Alzheimer’s disease – current trends in basic and clinical research. Highlights from the 16th ECNP

Advances in the molecular biological knowledge of neuronal nicotinic acetylcholine receptors (nAChRs) have led to a growing interest by the pharmaceutical industry in the development of novel compounds that selectively modulate nAChR function. The ability of (-)-nicotine, an activator of nAChRs, to enhance attentional aspects of cognition in animals and humans, to exert neuroprotective and anxiolytic-like effects, and presumably to mediate the negative correlation between smoking and Alzheimer's (and Parkinson's) Disease, has focused interest on the potential therapeutic utility of modulators of nAChR function for treatment of some of the deficits associated with these progressive, neurodegenerative conditions. Numerous compounds are known which activate nAChRs and which might serve as lead compounds toward the development of such agents. The pharmacologic diversity of neuronal nAChR subtypes suggests the possibility of developing selective compounds which would have more favourable side-effect profiles than existing agents.

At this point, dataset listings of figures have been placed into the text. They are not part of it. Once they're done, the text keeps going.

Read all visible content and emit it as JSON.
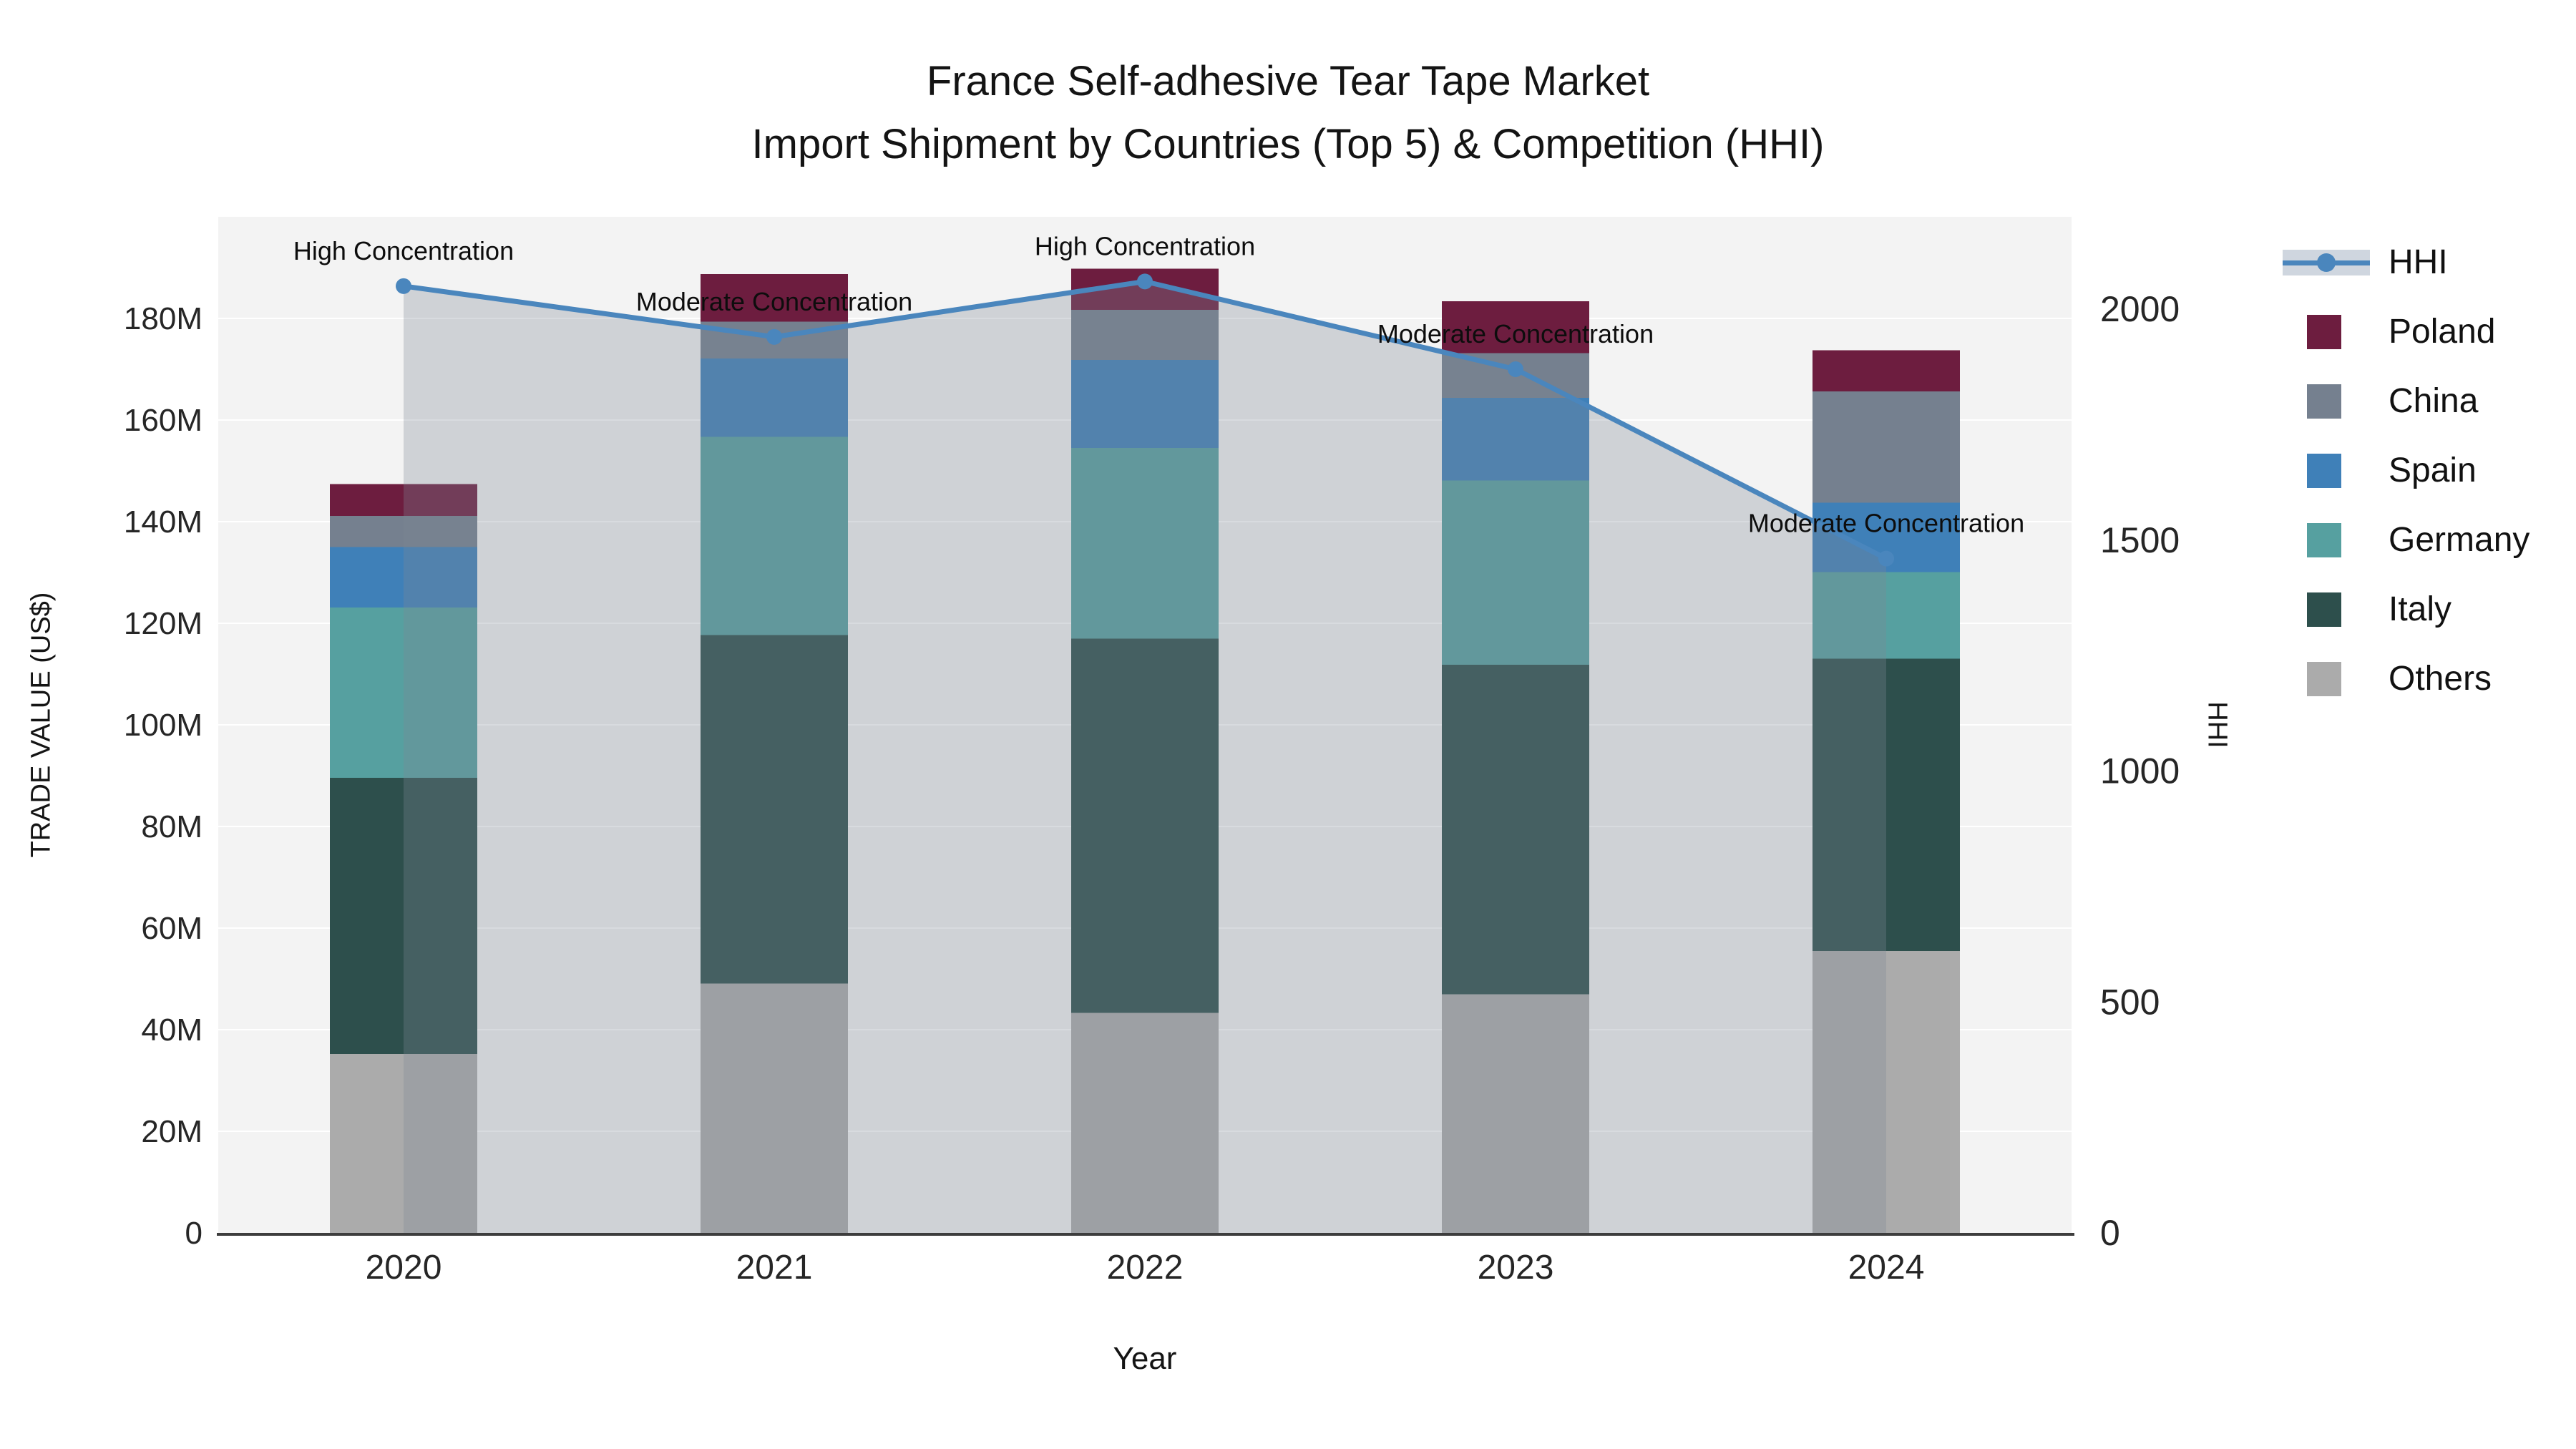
{
  "title": {
    "line1": "France Self-adhesive Tear Tape Market",
    "line2": "Import Shipment by Countries (Top 5) & Competition (HHI)"
  },
  "axes": {
    "x_title": "Year",
    "y_left_title": "TRADE VALUE (US$)",
    "y_right_title": "HHI",
    "x_ticks": [
      "2020",
      "2021",
      "2022",
      "2023",
      "2024"
    ],
    "y_left_ticks": {
      "values": [
        0,
        20,
        40,
        60,
        80,
        100,
        120,
        140,
        160,
        180
      ],
      "labels": [
        "0",
        "20M",
        "40M",
        "60M",
        "80M",
        "100M",
        "120M",
        "140M",
        "160M",
        "180M"
      ]
    },
    "y_right_ticks": {
      "values": [
        0,
        500,
        1000,
        1500,
        2000
      ],
      "labels": [
        "0",
        "500",
        "1000",
        "1500",
        "2000"
      ]
    }
  },
  "chart_data": {
    "type": "bar",
    "subtype": "stacked-bar-with-line",
    "categories": [
      "2020",
      "2021",
      "2022",
      "2023",
      "2024"
    ],
    "value_unit": "million US$",
    "series": [
      {
        "name": "Others",
        "color": "#ababab",
        "values": [
          35.2,
          49.1,
          43.3,
          47.0,
          55.5
        ]
      },
      {
        "name": "Italy",
        "color": "#2d4f4c",
        "values": [
          54.4,
          68.6,
          73.7,
          64.8,
          57.5
        ]
      },
      {
        "name": "Germany",
        "color": "#56a0a0",
        "values": [
          33.5,
          39.0,
          37.5,
          36.3,
          17.1
        ]
      },
      {
        "name": "Spain",
        "color": "#3f80b8",
        "values": [
          11.9,
          15.4,
          17.3,
          16.3,
          13.6
        ]
      },
      {
        "name": "China",
        "color": "#75808f",
        "values": [
          6.1,
          7.3,
          9.9,
          8.8,
          21.9
        ]
      },
      {
        "name": "Poland",
        "color": "#6d1d3f",
        "values": [
          6.3,
          9.3,
          8.1,
          10.2,
          8.1
        ]
      }
    ],
    "line_series": {
      "name": "HHI",
      "color": "#4a86bd",
      "fill_color": "rgba(125,135,150,0.30)",
      "legend_band_color": "#cfd6df",
      "yaxis": "right",
      "values": [
        2050,
        1940,
        2060,
        1870,
        1460
      ]
    },
    "annotations": [
      {
        "category": "2020",
        "text": "High Concentration"
      },
      {
        "category": "2021",
        "text": "Moderate Concentration"
      },
      {
        "category": "2022",
        "text": "High Concentration"
      },
      {
        "category": "2023",
        "text": "Moderate Concentration"
      },
      {
        "category": "2024",
        "text": "Moderate Concentration"
      }
    ],
    "ylim_left": [
      0,
      200
    ],
    "ylim_right": [
      0,
      2200
    ],
    "grid": true,
    "plot_background": "#f3f3f3",
    "grid_color": "#ffffff",
    "axis_line_color": "#3d3d3d",
    "legend_position": "right"
  }
}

This broader class of agents, collectively called cholinergic channel modulators (ChCMs), is anticipated to encompass compounds which would have more favourable side-effect profiles than existing agents, which generally exhibit low selectivity. This selectivity may be achieved by preferentially activating some subtypes of nAChRs (i.e., Cholinergic Channel Activators, ChCAs) or inhibiting the function of other subtypes (Cholinergic Channel Inhibitors, ChCIs). An overview of the biology of nAChRs and the rationale for the use of ChCMs for the treatment of dementia related to neurodegenerative diseases are presented, followed by a discussion of lead compounds and compounds under consideration for clinical evaluation.